Siddharth Dewan’s cinematography is voyeuristically intrusive, with some strikingly poignant compositions highlighting the film’s authentic art-direction.

There is a moment, for example, when Titli is on a horse, being led to his marriage. The horse looks as unwilling as Titli, as the green frame shows us the horse, Titli and the disinterested child made to sit in front of him on the saddle, passing in front of a storefront sign for Seth Medicos. In this world, even a baaraat is not allowed the grandeur of escape. 

Yet despite these deft visual nuances -- the dotted bandaid-knockoff on Vikram’s hand, the bypass-surgery scar on Titli’s father’s chest, the way said father (Lalit Behl, the director’s own father) scoops his sabzi into the roti -- the film begins to feel indulgent as it keeps showing them off.

Pauses between conversation seem reasonable in isolation, and are well-written, but when stacked one atop another as they are in this film, they begin to feel tediously long. 

Nihilism and bleakness lend themselves well to cinema, but there needs to be something compelling for the audience: Titli errs on the side of the comatose.

In its admirable refusal to steer clear of style -- or, indeed, obvious entertainment tropes -- it is often too bland and, by the end, too long.

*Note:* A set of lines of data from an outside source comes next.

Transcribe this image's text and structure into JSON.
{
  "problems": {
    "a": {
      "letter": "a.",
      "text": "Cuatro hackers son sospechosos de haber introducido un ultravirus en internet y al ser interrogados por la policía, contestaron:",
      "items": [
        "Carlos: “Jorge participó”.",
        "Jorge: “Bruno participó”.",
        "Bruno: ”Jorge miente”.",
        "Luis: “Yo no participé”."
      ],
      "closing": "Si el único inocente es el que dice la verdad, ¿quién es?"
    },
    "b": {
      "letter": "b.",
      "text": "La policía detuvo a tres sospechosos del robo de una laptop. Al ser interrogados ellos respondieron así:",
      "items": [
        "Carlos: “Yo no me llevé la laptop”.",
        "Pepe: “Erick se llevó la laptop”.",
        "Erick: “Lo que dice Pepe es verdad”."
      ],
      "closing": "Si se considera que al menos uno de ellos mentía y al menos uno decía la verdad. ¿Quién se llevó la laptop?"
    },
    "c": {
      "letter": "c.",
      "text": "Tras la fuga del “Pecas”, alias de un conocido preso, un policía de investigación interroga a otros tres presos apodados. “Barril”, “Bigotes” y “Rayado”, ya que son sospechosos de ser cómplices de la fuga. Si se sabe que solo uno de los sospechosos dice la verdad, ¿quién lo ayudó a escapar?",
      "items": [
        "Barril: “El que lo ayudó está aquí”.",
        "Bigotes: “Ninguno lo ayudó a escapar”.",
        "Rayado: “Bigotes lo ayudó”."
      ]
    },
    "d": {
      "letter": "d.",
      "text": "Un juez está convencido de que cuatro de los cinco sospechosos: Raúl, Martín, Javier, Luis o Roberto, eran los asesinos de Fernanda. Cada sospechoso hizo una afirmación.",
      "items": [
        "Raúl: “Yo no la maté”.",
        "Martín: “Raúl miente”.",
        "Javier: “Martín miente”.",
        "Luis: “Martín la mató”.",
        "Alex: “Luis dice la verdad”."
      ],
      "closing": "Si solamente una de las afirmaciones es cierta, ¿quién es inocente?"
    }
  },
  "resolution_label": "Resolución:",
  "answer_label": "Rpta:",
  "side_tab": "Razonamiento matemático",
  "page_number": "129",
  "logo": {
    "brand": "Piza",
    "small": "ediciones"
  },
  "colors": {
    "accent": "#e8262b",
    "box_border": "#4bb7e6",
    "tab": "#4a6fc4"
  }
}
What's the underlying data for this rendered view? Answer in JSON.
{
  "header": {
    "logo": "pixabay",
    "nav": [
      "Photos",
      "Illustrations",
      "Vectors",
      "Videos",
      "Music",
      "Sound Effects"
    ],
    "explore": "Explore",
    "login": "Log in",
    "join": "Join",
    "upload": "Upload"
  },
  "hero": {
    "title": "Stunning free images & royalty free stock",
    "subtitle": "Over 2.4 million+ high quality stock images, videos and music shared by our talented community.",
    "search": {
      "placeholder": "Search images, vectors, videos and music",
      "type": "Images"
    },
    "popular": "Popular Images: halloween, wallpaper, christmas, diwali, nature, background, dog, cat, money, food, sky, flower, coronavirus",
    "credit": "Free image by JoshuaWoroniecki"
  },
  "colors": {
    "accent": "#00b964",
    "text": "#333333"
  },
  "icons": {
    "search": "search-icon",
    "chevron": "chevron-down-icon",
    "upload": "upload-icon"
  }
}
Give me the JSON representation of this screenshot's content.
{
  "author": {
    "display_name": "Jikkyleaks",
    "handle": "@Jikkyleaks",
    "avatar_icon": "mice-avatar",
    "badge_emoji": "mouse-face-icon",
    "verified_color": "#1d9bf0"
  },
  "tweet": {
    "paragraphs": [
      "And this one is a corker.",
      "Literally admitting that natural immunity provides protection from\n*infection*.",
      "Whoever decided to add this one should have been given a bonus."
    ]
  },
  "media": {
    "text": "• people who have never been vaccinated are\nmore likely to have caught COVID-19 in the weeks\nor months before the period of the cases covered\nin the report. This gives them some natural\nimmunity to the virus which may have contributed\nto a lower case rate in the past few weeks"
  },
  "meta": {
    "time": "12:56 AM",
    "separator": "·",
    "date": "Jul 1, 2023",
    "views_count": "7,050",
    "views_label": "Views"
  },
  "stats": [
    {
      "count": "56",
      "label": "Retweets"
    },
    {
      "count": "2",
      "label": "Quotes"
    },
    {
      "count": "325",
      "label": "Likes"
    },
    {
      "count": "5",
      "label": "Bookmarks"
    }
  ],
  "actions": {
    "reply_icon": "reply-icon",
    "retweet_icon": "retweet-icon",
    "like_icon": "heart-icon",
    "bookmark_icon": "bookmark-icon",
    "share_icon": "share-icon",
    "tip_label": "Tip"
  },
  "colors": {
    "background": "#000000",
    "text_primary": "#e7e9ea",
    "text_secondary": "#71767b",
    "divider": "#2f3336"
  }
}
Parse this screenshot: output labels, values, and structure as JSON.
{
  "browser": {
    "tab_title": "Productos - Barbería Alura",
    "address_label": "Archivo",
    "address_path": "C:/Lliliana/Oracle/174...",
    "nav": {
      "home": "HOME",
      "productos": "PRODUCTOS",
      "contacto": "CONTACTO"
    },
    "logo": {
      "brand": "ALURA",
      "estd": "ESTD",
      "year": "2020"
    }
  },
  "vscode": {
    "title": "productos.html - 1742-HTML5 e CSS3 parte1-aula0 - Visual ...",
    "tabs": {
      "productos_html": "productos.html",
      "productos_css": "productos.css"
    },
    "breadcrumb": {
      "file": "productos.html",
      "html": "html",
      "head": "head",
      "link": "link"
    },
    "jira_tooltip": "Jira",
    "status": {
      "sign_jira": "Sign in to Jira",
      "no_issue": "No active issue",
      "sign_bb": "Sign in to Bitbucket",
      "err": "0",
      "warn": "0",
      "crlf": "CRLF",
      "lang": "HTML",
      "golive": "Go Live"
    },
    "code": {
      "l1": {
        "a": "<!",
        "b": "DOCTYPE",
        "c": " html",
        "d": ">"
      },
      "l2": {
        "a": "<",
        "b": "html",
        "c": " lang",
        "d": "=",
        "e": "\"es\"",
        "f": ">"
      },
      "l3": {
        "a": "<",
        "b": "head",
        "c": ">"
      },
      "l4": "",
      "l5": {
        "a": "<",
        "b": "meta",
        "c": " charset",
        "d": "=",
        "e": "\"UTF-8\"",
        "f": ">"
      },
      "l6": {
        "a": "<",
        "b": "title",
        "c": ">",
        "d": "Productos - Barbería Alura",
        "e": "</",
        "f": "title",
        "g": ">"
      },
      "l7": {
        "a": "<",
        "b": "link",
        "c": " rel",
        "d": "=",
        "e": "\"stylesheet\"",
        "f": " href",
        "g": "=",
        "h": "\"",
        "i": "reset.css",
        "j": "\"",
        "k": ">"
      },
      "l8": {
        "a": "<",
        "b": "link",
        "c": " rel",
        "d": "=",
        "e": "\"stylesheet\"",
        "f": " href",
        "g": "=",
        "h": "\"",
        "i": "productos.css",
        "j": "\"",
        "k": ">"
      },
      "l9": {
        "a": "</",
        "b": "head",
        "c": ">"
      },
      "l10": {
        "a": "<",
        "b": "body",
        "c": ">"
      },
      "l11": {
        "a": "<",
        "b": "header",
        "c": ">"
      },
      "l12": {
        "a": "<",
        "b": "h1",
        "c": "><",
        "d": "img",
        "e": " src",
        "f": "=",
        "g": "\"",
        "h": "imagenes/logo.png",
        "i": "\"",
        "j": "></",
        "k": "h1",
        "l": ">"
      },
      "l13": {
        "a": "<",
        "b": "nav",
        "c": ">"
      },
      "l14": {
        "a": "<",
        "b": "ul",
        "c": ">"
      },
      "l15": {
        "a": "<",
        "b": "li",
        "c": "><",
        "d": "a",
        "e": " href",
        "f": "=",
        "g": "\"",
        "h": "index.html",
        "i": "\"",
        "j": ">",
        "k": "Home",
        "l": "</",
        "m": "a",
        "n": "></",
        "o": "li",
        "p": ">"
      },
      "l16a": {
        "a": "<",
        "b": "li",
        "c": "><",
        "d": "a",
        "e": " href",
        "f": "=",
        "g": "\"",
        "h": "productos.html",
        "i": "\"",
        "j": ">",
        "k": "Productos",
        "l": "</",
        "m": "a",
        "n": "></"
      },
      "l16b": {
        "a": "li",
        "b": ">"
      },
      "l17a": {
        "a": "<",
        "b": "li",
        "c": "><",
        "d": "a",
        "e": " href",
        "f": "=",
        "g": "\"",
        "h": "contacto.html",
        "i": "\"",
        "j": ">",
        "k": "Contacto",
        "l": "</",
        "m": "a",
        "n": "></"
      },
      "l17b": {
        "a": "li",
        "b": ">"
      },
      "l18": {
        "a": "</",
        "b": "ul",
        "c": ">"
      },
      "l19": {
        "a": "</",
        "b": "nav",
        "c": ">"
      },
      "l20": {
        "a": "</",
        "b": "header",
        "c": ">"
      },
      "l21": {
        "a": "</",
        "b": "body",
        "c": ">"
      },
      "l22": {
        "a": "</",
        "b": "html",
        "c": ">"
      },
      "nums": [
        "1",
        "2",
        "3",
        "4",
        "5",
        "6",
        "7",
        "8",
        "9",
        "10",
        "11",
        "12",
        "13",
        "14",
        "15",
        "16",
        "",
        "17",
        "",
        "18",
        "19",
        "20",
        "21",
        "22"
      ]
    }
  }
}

Fleabitten characters aren’t the problem at all; just last year, Anurag Kashyap’s Ugly was made up of even more unsavoury characters, but it was impossible to look away from the screen.

Titli offers up dry nakedness as if that is enough to impress.

In many a scene it is -- and, don’t get me wrong, this is a stirringly solid directorial debut -- but in many a scene it feels too intentionally underdone. 

There is a scene, for example, where an arm is broken. It is a strongly scripted moment but, while intending to shock us, the film looks away too easily. It starts off with searing intensity, hits peak when there is an alarmingly casual plea to stop the breaking, and then peters off into not merely a tame hammer-wound but, alas, a scene that loses its momentum.

The actors work the scene sincerely but it could have been so much more.

Instead, Behl chooses not to look away when a character throws up in a sickeningly long scene, so long it feels gratuitous. 

Because there’s a difference between showing the retching and the wretched.